Other than being related to a popular comedian with an influential talk show, Colbert-Bush is mostly an unknown quantity. Colbert-Bush is currently the business development director at Clemson University's Restoration Institute in Charleston, and according to a 2010 profile in the Charleston Post and Courier, she has an interesting story to tell:
Her father and two of her brothers were killed in a plane crash when she was 19. She was married to a man who ended up on “America’s Most Wanted.” And in 2001, while at a business conference in New York City, she was sitting in a building directly across the street from the World Trade Center when two jetliners slammed into its twin towers, forever changing the landscape of America.
But looking into her sparkling brown eyes, you’d never know this woman has seen enough tragedy for two lifetimes. Her infectious laugh fills the room as she talks about her children. Her face lights up every time she mentions Claus, her second husband and the man she calls the love of her life.
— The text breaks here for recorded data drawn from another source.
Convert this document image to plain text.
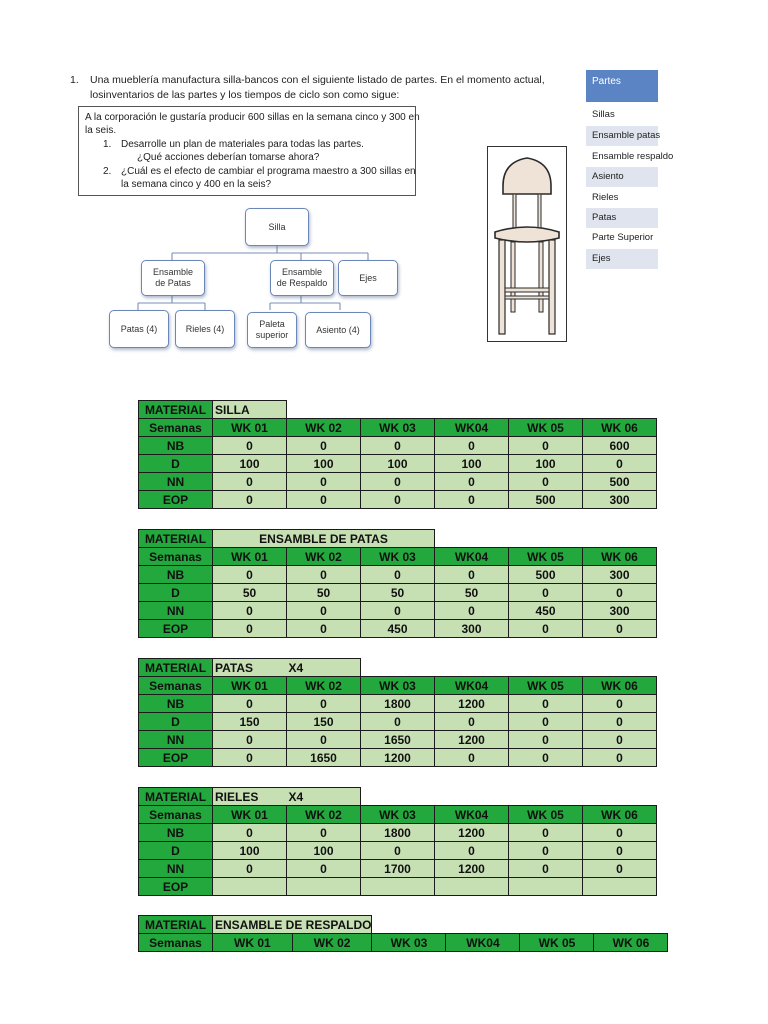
1. Una mueblería manufactura silla-bancos con el siguiente listado de partes. En el momento actual,
losinventarios de las partes y los tiempos de ciclo son como sigue:
A la corporación le gustaría producir 600 sillas en la semana cinco y 300 en
la seis.
1. Desarrolle un plan de materiales para todas las partes.
¿Qué acciones deberían tomarse ahora?
2. ¿Cuál es el efecto de cambiar el programa maestro a 300 sillas en
la semana cinco y 400 en la seis?
Silla
Ensamble
de Patas
Ensamble
de Respaldo
Ejes
Patas (4)	Rieles (4)	Paleta
superior
Asiento (4)
Partes
Sillas
Ensamble patas
Ensamble respaldo
Asiento
Rieles
Patas
Parte Superior
Ejes
MATERIAL	SILLA					
Semanas	WK 01	WK 02	WK 03	WK04	WK 05	WK 06
NB	0	0	0	0	0	600
D	100	100	100	100	100	0
NN	0	0	0	0	0	500
EOP	0	0	0	0	500	300
MATERIAL	ENSAMBLE DE PATAS					
Semanas	WK 01	WK 02	WK 03	WK04	WK 05	WK 06
NB	0	0	0	0	500	300
D	50	50	50	50	0	0
NN	0	0	0	0	450	300
EOP	0	0	450	300	0	0
MATERIAL	PATAS	X4				
Semanas	WK 01	WK 02	WK 03	WK04	WK 05	WK 06
NB	0	0	1800	1200	0	0
D	150	150	0	0	0	0
NN	0	0	1650	1200	0	0
EOP	0	1650	1200	0	0	0
MATERIAL	RIELES	X4				
Semanas	WK 01	WK 02	WK 03	WK04	WK 05	WK 06
NB	0	0	1800	1200	0	0
D	100	100	0	0	0	0
NN	0	0	1700	1200	0	0
EOP						
MATERIAL	ENSAMBLE DE RESPALDO					
Semanas	WK 01	WK 02	WK 03	WK04	WK 05	WK 06
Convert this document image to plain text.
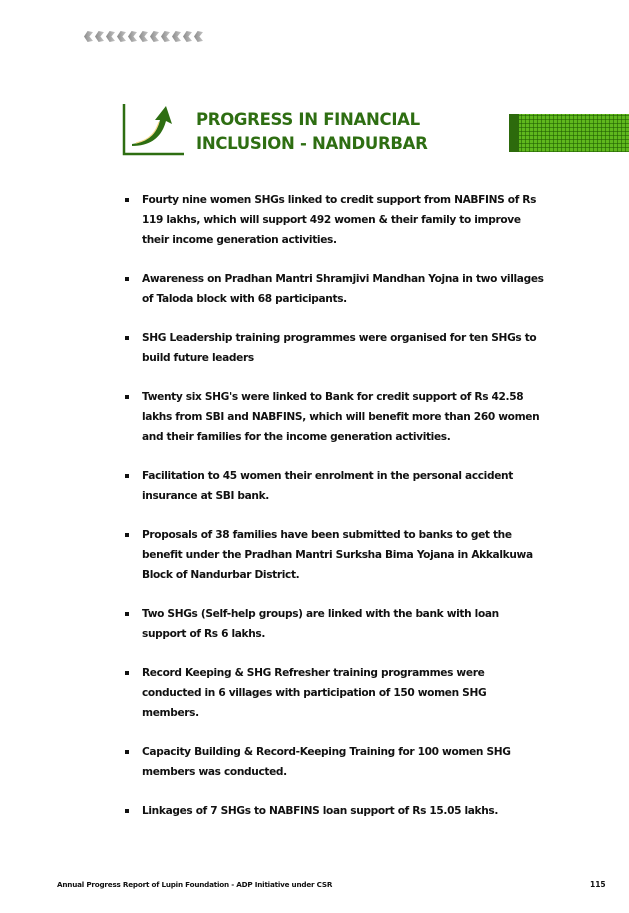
PROGRESS IN FINANCIAL
INCLUSION - NANDURBAR
Fourty nine women SHGs linked to credit support from NABFINS of Rs 119 lakhs, which will support 492 women & their family to improve their income generation activities.
Awareness on Pradhan Mantri Shramjivi Mandhan Yojna in two villages of Taloda block with 68 participants.
SHG Leadership training programmes were organised for ten SHGs to build future leaders
Twenty six SHG's were linked to Bank for credit support of Rs 42.58 lakhs from SBI and NABFINS, which will benefit more than 260 women and their families for the income generation activities.
Facilitation to 45 women their enrolment in the personal accident insurance at SBI bank.
Proposals of 38 families have been submitted to banks to get the benefit under the Pradhan Mantri Surksha Bima Yojana in Akkalkuwa Block of Nandurbar District.
Two SHGs (Self-help groups) are linked with the bank with loan support of Rs 6 lakhs.
Record Keeping & SHG Refresher training programmes were conducted in 6 villages with participation of 150 women SHG members.
Capacity Building & Record-Keeping Training for 100 women SHG members was conducted.
Linkages of 7 SHGs to NABFINS loan support of Rs 15.05 lakhs.
Annual Progress Report of Lupin Foundation - ADP Initiative under CSR	115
And when she talks about her job, she speaks with a passion so great, you’d swear her boss was sitting next to her.
Colbert-Bush won't be the only Democrat running. Charleston businessman Martin Skelly also announced his candidacy on Friday.
On the Republican side, it's quite a crowded field. In addition to Sanford, State Reps. Chip Limehouse and Andy Patrick are running, as is state Sen. Larry Grooms. Former state Sen. John Kuhn, Charleston County School Board member Elizabeth Moffly and former member Larry Kobrovsky have also announced their candidacies. Former Charleston County councilman Curtis Bostic and Ray Nash, the former sheriff of Dorchester County, are also running.
Sanford may be attempting a compback, but that doesn't mean he isn't apprehensive. In an interview with Charleston News 2, Sanford revealed he fears the media attention his campaign will garner.
“I’m scared to death in human terms. I mean, as I say, I’m a wounded warrior," Sanford said. "I’m going to step out as best I can and try and advance ideas that I’ve long believed in. But it’s not without fear and trepidation because you know you’re going to get hit, and you’re going to get hit hard.”